Wearable tech also blamed for distracted driving

Wearable technology is one of the reasons behind distracted driving, a new study by scientists at The University of Texas at San Antonio has concluded.

Researchers discovered that while a driver texting with a wearable device can marginally reduce their level of distraction, it ultimately makes texting while driving just as dangerous as with an ordinary cell phone.

More than a quarter of car accidents reported each year are attributed to some form of distraction among drivers, often the result of talking or texting while driving. Nine people are estimated to die every day in the U.S. from distracted driving and 330,000 injuries occur each year because of texting while driving, which is also the most common cause of death in teenagers.

Researchers created a safe environment where distracted driving could be measured.

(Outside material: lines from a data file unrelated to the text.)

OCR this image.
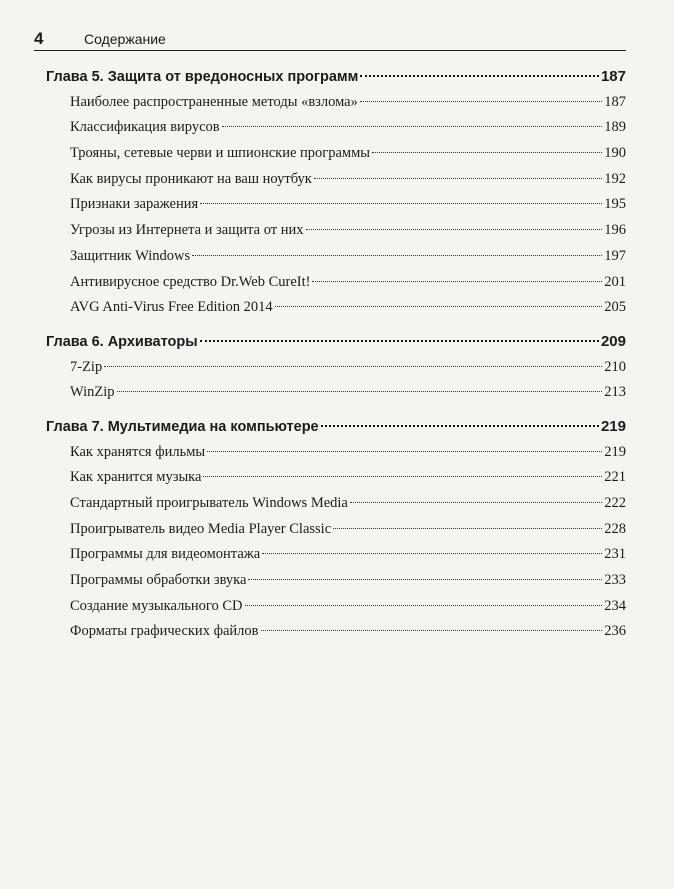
4	Содержание
Глава 5. Защита от вредоносных программ	187
Наиболее распространенные методы «взлома»	187
Классификация вирусов	189
Трояны, сетевые черви и шпионские программы	190
Как вирусы проникают на ваш ноутбук	192
Признаки заражения	195
Угрозы из Интернета и защита от них	196
Защитник Windows	197
Антивирусное средство Dr.Web CureIt!	201
AVG Anti-Virus Free Edition 2014	205
Глава 6. Архиваторы	209
7-Zip	210
WinZip	213
Глава 7. Мультимедиа на компьютере	219
Как хранятся фильмы	219
Как хранится музыка	221
Стандартный проигрыватель Windows Media	222
Проигрыватель видео Media Player Classic	228
Программы для видеомонтажа	231
Программы обработки звука	233
Создание музыкального CD	234
Форматы графических файлов	236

After that they recruited about 20 volunteers on a university campus and used a driving simulator in a laboratory that included a three-screen display, a wheel and pedals.

Student volunteers were tasked with “driving” in the simulator, using either a smart phone or Google Glass. Jadliwala and his collaborators sent the participants text messages and challenged them to drive safely while receiving and responding to the messages. The simulator recorded deviations in the steering wheel and whether the volunteers drifted out of their lane.

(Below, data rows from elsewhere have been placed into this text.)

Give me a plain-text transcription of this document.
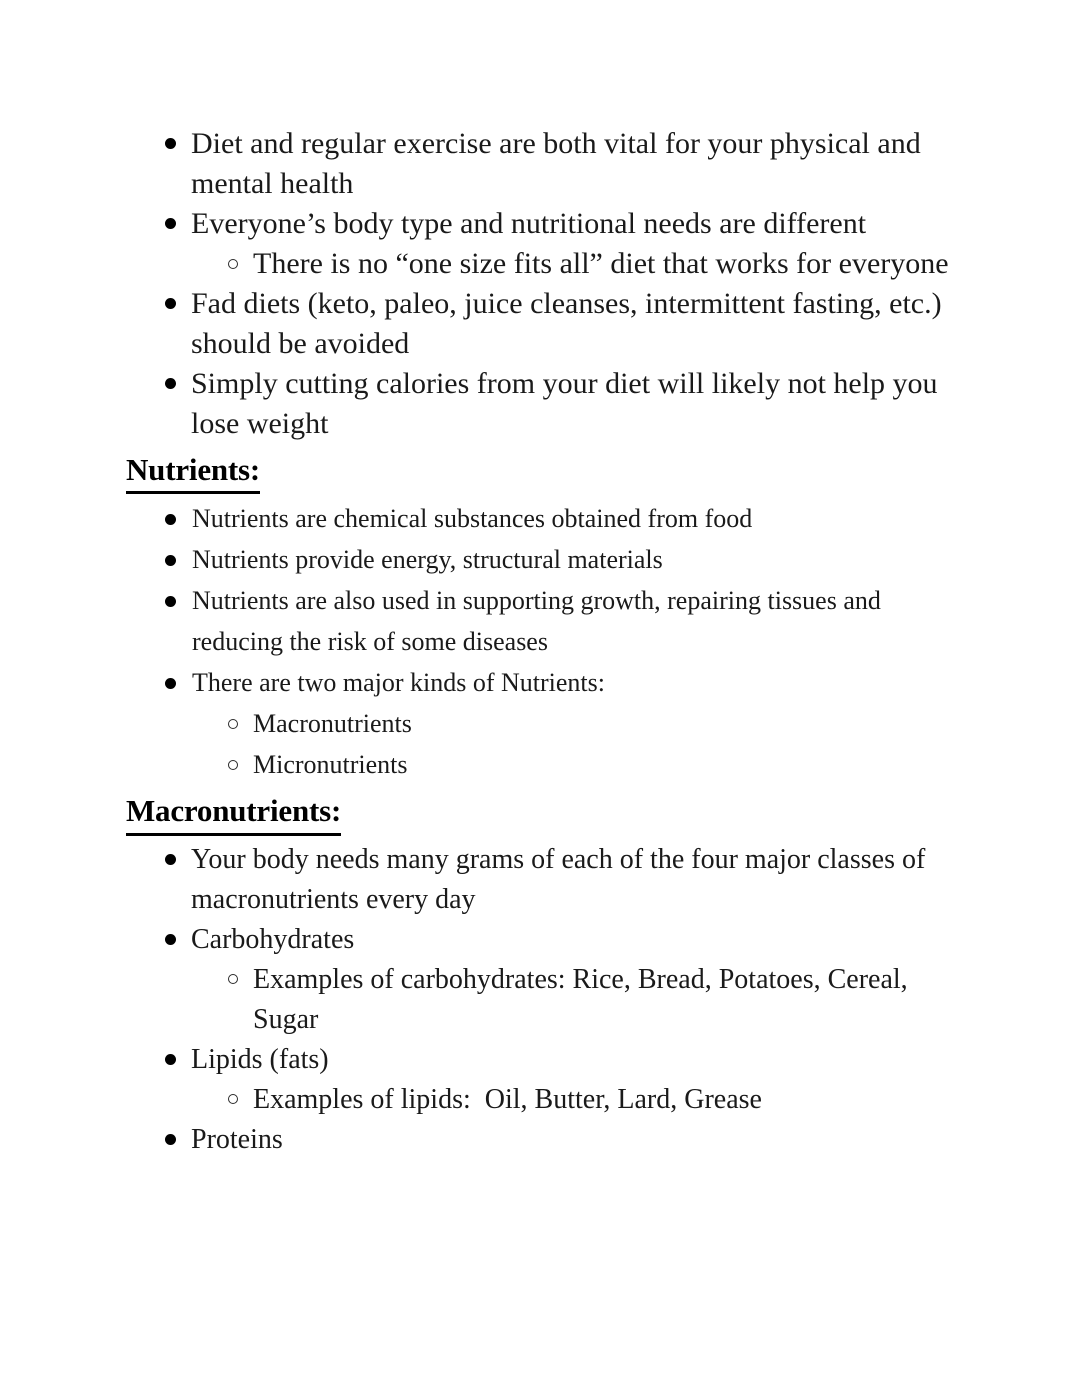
Diet and regular exercise are both vital for your physical and mental health
Everyone’s body type and nutritional needs are different
There is no “one size fits all” diet that works for everyone
Fad diets (keto, paleo, juice cleanses, intermittent fasting, etc.) should be avoided
Simply cutting calories from your diet will likely not help you lose weight
Nutrients:
Nutrients are chemical substances obtained from food
Nutrients provide energy, structural materials
Nutrients are also used in supporting growth, repairing tissues and reducing the risk of some diseases
There are two major kinds of Nutrients:
Macronutrients
Micronutrients
Macronutrients:
Your body needs many grams of each of the four major classes of macronutrients every day
Carbohydrates
Examples of carbohydrates: Rice, Bread, Potatoes, Cereal, Sugar
Lipids (fats)
Examples of lipids:  Oil, Butter, Lard, Grease
Proteins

Researchers found that the Google Glass distracts the driver slightly less, but that also gave the participants a false sense of safety.

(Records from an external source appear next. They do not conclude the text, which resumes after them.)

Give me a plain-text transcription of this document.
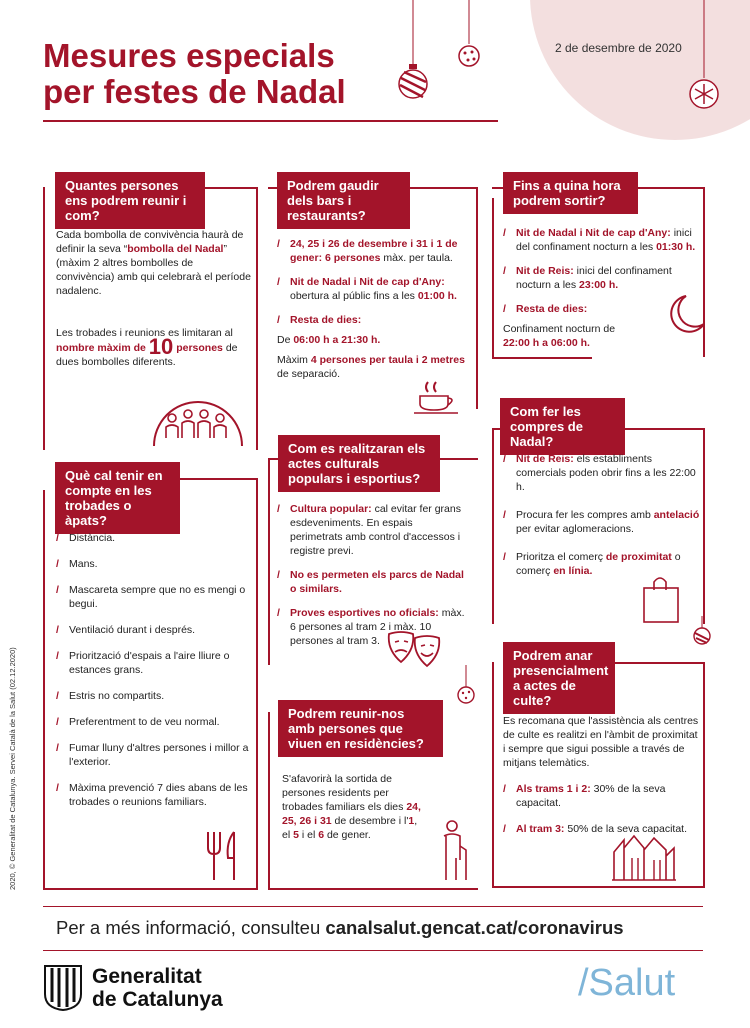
Mesures especials
per festes de Nadal
2 de desembre de 2020
Quantes persones ens podrem reunir i com?

Cada bombolla de convivència haurà de definir la seva “bombolla del Nadal” (màxim 2 altres bombolles de convivència) amb qui celebrarà el període nadalenc.

Les trobades i reunions es limitaran al
nombre màxim de 10 persones de dues bombolles diferents.

Podrem gaudir dels bars i restaurants?
/ 24, 25 i 26 de desembre i 31 i 1 de gener: 6 persones màx. per taula.
/ Nit de Nadal i Nit de cap d'Any: obertura al públic fins a les 01:00 h.
/ Resta de dies:

De 06:00 h a 21:30 h.

Màxim 4 persones per taula i 2 metres de separació.

Fins a quina hora podrem sortir?
/ Nit de Nadal i Nit de cap d'Any: inici del confinament nocturn a les 01:30 h.
/ Nit de Reis: inici del confinament nocturn a les 23:00 h.
/ Resta de dies:

Confinament nocturn de

22:00 h a 06:00 h.

Com fer les compres de Nadal?
/ Nit de Reis: els establiments comercials poden obrir fins a les 22:00 h.
/ Procura fer les compres amb antelació per evitar aglomeracions.
/ Prioritza el comerç de proximitat o comerç en línia.
Què cal tenir en compte en les trobades o àpats?
/ Distància.
/ Mans.
/ Mascareta sempre que no es mengi o begui.
/ Ventilació durant i després.
/ Priorització d'espais a l'aire lliure o estances grans.
/ Estris no compartits.
/ Preferentment to de veu normal.
/ Fumar lluny d'altres persones i millor a l'exterior.
/ Màxima prevenció 7 dies abans de les trobades o reunions familiars.
Com es realitzaran els actes culturals populars i esportius?
/ Cultura popular: cal evitar fer grans esdeveniments. En espais perimetrats amb control d'accessos i registre previ.
/ No es permeten els parcs de Nadal o similars.
/ Proves esportives no oficials: màx. 6 persones al tram 2 i màx. 10 persones al tram 3.
Podrem reunir-nos amb persones que viuen en residències?

S'afavorirà la sortida de persones residents per trobades familiars els dies 24, 25, 26 i 31 de desembre i l'1, el 5 i el 6 de gener.

Podrem anar presencialment a actes de culte?

Es recomana que l'assistència als centres de culte es realitzi en l'àmbit de proximitat i sempre que sigui possible a través de mitjans telemàtics.

/ Als trams 1 i 2: 30% de la seva capacitat.
/ Al tram 3: 50% de la seva capacitat.
2020, © Generalitat de Catalunya. Servei Català de la Salut (02.12.2020)
Per a més informació, consulteu canalsalut.gencat.cat/coronavirus
Generalitat
de Catalunya	/Salut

Because the wearable device responded quicker and used voice-activated controls, the drivers noticed the increased efficiency but also were more likely to engage with the device, which negated the marginal safety difference between the smart phone and the wearable device.

While Google stopped producing Google Glass in 2015, wearable technology is becoming increasingly popular. Jadliwala noted that wrist wearables such as Apple Watch has been very successful and that more modern head-mounted displays like Google Glass are in development.